The “medium square” size was actually the standard size for all Lego catalogs leading up to 1972, when a tiered system was introduced. Not pictured is the “upright” medium (21 x 15 cm), a simple reorientation of the basic medium size. Btw, all sizes can be flipped oblong to upright or vice versa - for all practical purposes they are the same size.
Going by size alone, these are quite easy to get mixed up with Small catalogs. But there is one important mark of distinction - mini catalogs are never stapled, glued, or otherwise bound. They are single-sheet flyer-type products, no exceptions. And I can’t think of a single example of a Small catalog that ISN’T bound.
The early mini catalogs (pre-1984) were made from a strip of paper, not a broadsheet. They are exactly the same size as the building instructions for small sets in the early 70’s.
Almost all mini catalogs have an additional fold, but because they have several other folds, this leads some to believe that their “front page” is a different size than it actually is. And TLG’s tendency over the years was to use more and more surface area of a mini catalog for the presentation (front page) image. Compare the complete presentation images in the following BL catalog entries with the completely folded versions.

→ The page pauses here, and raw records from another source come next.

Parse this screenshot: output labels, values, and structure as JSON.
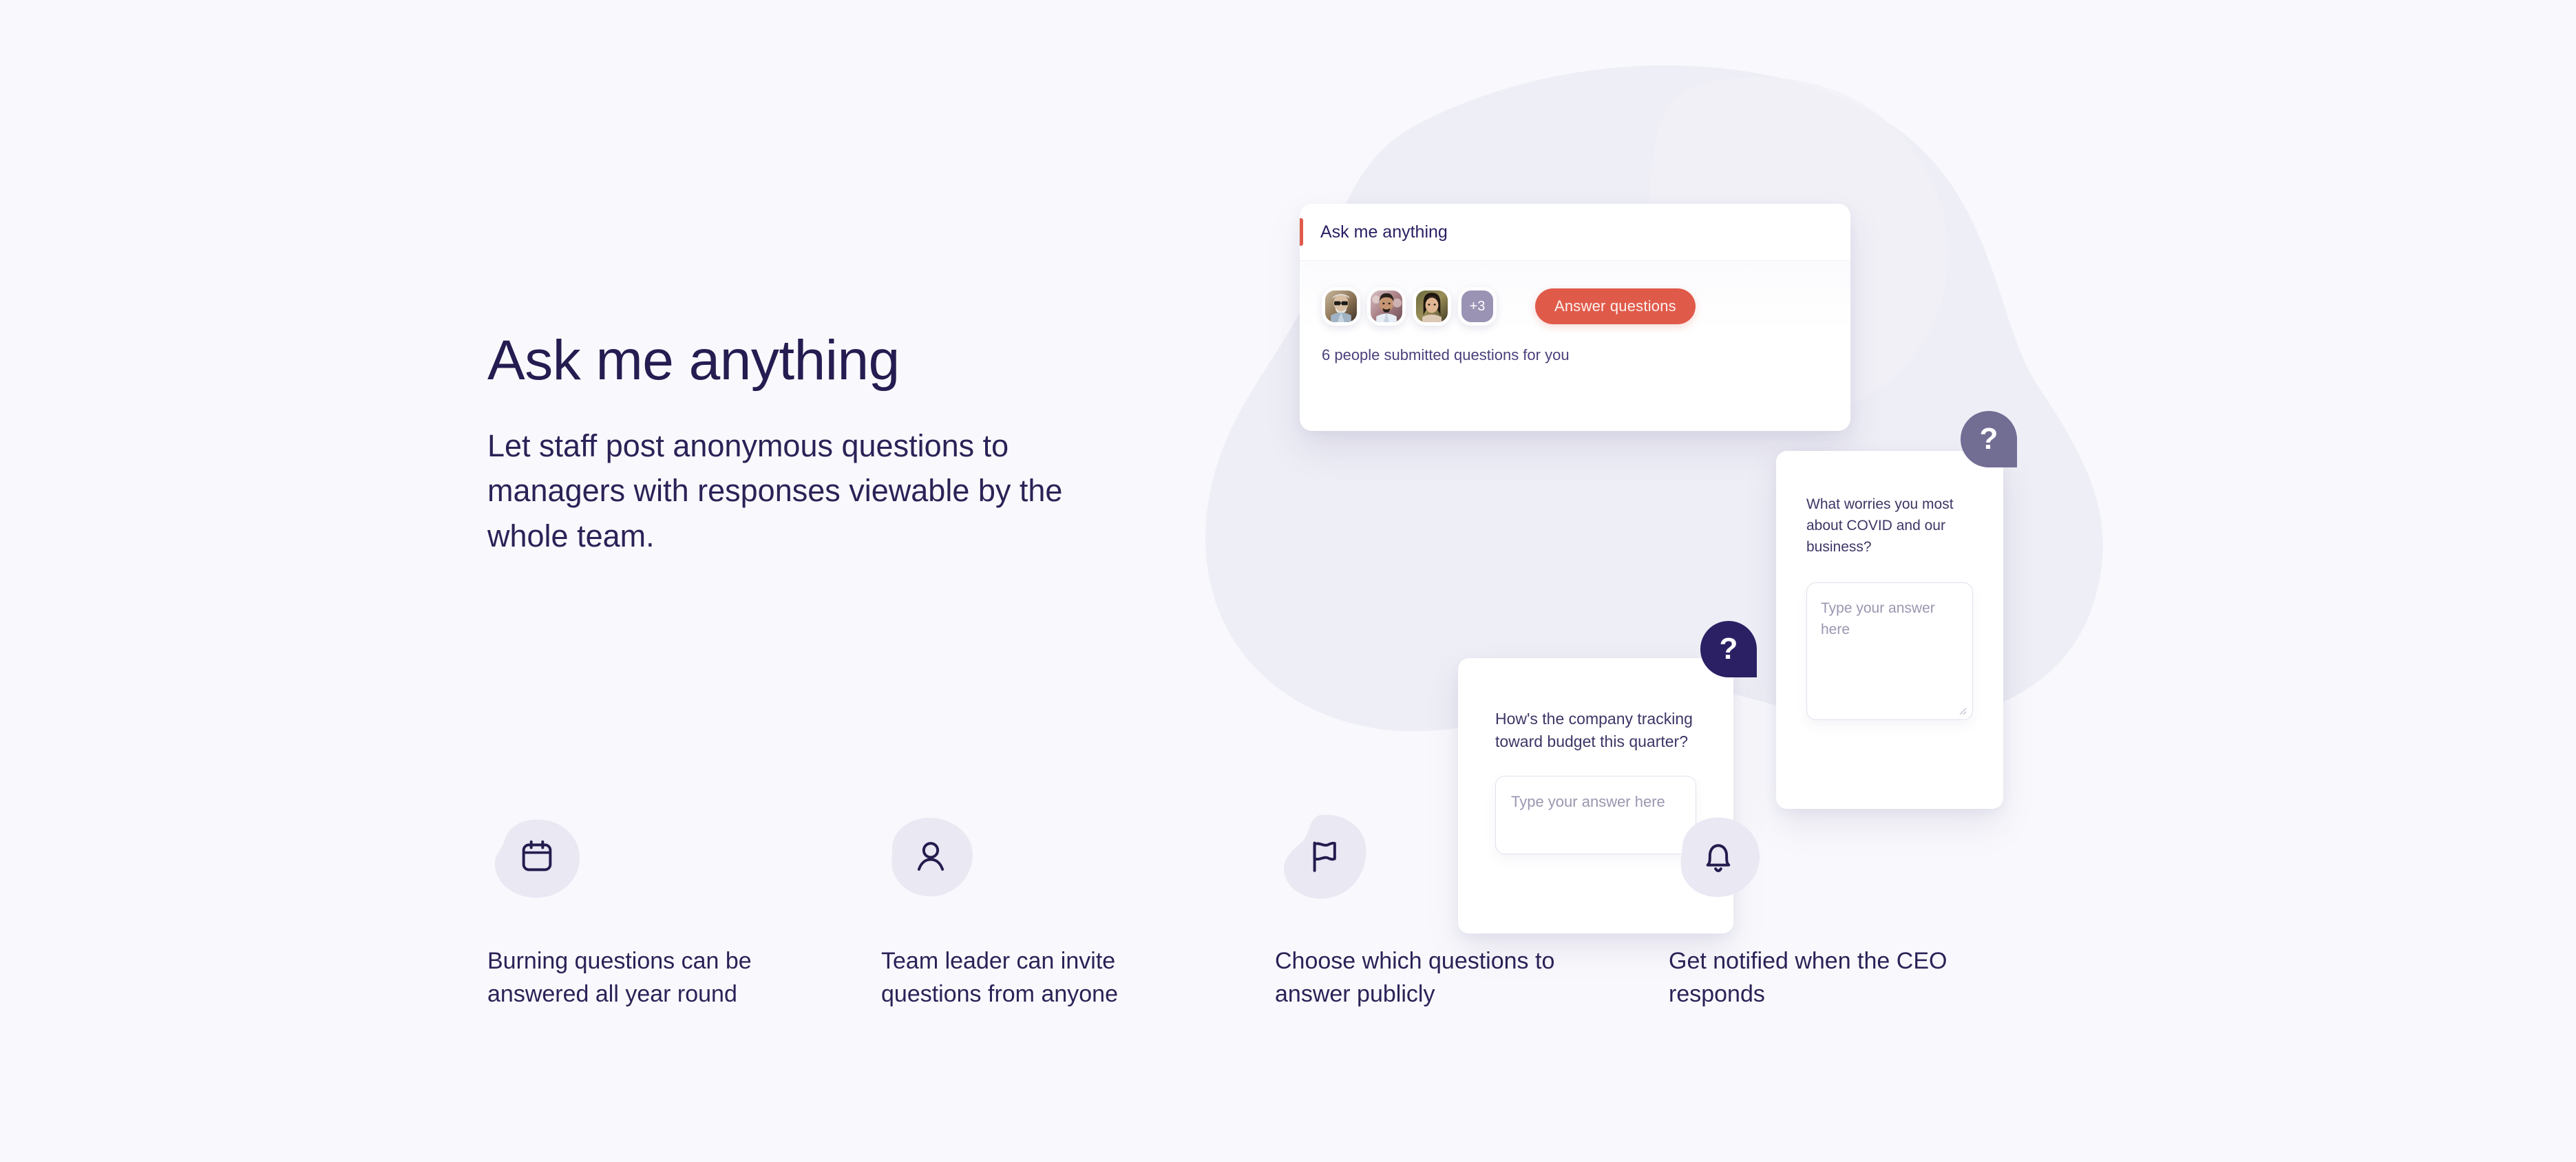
{
  "page": {
    "background_color": "#f9f9fd",
    "blob_color": "#ededf6"
  },
  "hero": {
    "title": "Ask me anything",
    "subtitle": "Let staff post anonymous questions to managers with responses viewable by the whole team."
  },
  "illustration": {
    "ama_card": {
      "title": "Ask me anything",
      "accent_color": "#e05a4a",
      "avatars": [
        {
          "name": "avatar-person-1",
          "alt": "Elderly man with glasses"
        },
        {
          "name": "avatar-person-2",
          "alt": "Young man with beard"
        },
        {
          "name": "avatar-person-3",
          "alt": "Smiling woman"
        }
      ],
      "avatar_overflow_label": "+3",
      "answer_button_label": "Answer questions",
      "submitted_note": "6 people submitted questions for you"
    },
    "question_cards": [
      {
        "question": "How's the company tracking toward budget this quarter?",
        "answer_placeholder": "Type your answer here",
        "badge_label": "?",
        "badge_color": "#2b2064"
      },
      {
        "question": "What worries you most about COVID and our business?",
        "answer_placeholder": "Type your answer here",
        "badge_label": "?",
        "badge_color": "#726d93"
      }
    ]
  },
  "features": [
    {
      "icon": "calendar-icon",
      "label": "Burning questions can be answered all year round"
    },
    {
      "icon": "user-icon",
      "label": "Team leader can invite questions from anyone"
    },
    {
      "icon": "flag-icon",
      "label": "Choose which questions to answer publicly"
    },
    {
      "icon": "bell-icon",
      "label": "Get notified when the CEO responds"
    }
  ]
}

|m80os 1980 Mini Overseas (106785-OS/IB) |
|m96belv 1996 Mini Belville / Paradisa (4.103.796-EU) |
Catalogs: 1996: Belville: Paradisa
|m02sw2 2002 Mini Star Wars (4172459/4172460) |
Catalogs: 2002: Star Wars
|c12dup 2012 Small Duplo (6003864) |
Catalogs: 2012: Duplo
The last few years of mini catalogs typically used an entire side of the sheet for one image, and they were sometimes confused with posters. The situation grew even trickier due to the single-fold mini variants that also cropped up during this time. These could be folded either 4 times (3 plus one additional) or only once. So in these cases the concept of the 7.5 x 10 cm “page” is understandably strained. But looking at the entire output of Lego catalogs as a whole, it makes sense to think of mini catalogs in their tiniest form (or next-to-tiniest, as it usually is).
Au revoir to the mini
The item on the lower right is of course not a mini catalog, but it’s the smallest catalog Lego currently makes. Mini catalog production fizzled out in the early 2000’s, and it is probably gone for good now. But there are still plenty of old mini catalogs out there waiting to be discovered.